New research shows that job dissatisfaction is strongly linked to people’s decisions to leave permanent work for the uncertain world of temporary employment.
An analysis of data collected from almost 69,000 British people from 1991 to 2009 found that higher levels of anxiety and distress were a good indicator that people in a permanent job would leave to go into temping, casual work or seasonal labor.
The research, conducted by Professor Don Webber and Dr. Michail Veliziotis of the University of the West of England, Dr. Chris Dawson of the University of Bath, and Dr. Gail Pacheco of AUT University in New Zealand, was presented at the British Sociological Association’s conference in Warwick.
Preliminary analysis of the data shows that those who, in the year after being interviewed, switched from permanent to temporary employment were 76 percent more likely to suffer from increased levels of anxiety than those who stayed in permanent work through the 18-year period, according to Pacheco.
They were also around 40 percent more likely to be suffering from heightened levels of psychological distress, she said.

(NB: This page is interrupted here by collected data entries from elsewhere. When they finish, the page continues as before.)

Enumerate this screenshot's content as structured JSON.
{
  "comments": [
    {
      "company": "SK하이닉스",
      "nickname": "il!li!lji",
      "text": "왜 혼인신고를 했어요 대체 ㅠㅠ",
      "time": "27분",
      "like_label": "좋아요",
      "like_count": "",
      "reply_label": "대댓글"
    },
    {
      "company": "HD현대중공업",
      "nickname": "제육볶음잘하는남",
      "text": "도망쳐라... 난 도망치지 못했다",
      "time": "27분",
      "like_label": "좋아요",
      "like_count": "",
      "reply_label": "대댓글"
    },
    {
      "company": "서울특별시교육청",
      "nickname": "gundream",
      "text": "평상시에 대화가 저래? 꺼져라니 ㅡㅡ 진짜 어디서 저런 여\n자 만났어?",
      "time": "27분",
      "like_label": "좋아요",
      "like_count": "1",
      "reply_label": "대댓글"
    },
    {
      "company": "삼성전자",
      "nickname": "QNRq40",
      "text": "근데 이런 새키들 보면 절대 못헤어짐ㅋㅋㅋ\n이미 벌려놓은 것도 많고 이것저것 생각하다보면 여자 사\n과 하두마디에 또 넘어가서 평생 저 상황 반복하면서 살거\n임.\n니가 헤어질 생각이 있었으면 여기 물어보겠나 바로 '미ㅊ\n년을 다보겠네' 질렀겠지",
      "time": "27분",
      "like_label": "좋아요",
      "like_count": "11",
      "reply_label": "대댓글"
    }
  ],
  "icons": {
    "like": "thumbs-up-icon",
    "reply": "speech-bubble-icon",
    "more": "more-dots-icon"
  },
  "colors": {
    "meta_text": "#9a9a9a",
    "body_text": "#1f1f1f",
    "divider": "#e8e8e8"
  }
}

“We found that permanent employees who would move to temporary employment in the future had levels of poor mental health relatively similar to those already working in temporary employment,” she said. “So poor mental health is not a consequence of becoming a temporary worker, but a good predictor of workers who will move to temporary employment in the future. We also found that lying behind this poor mental health was dissatisfaction with their existing permanent job.”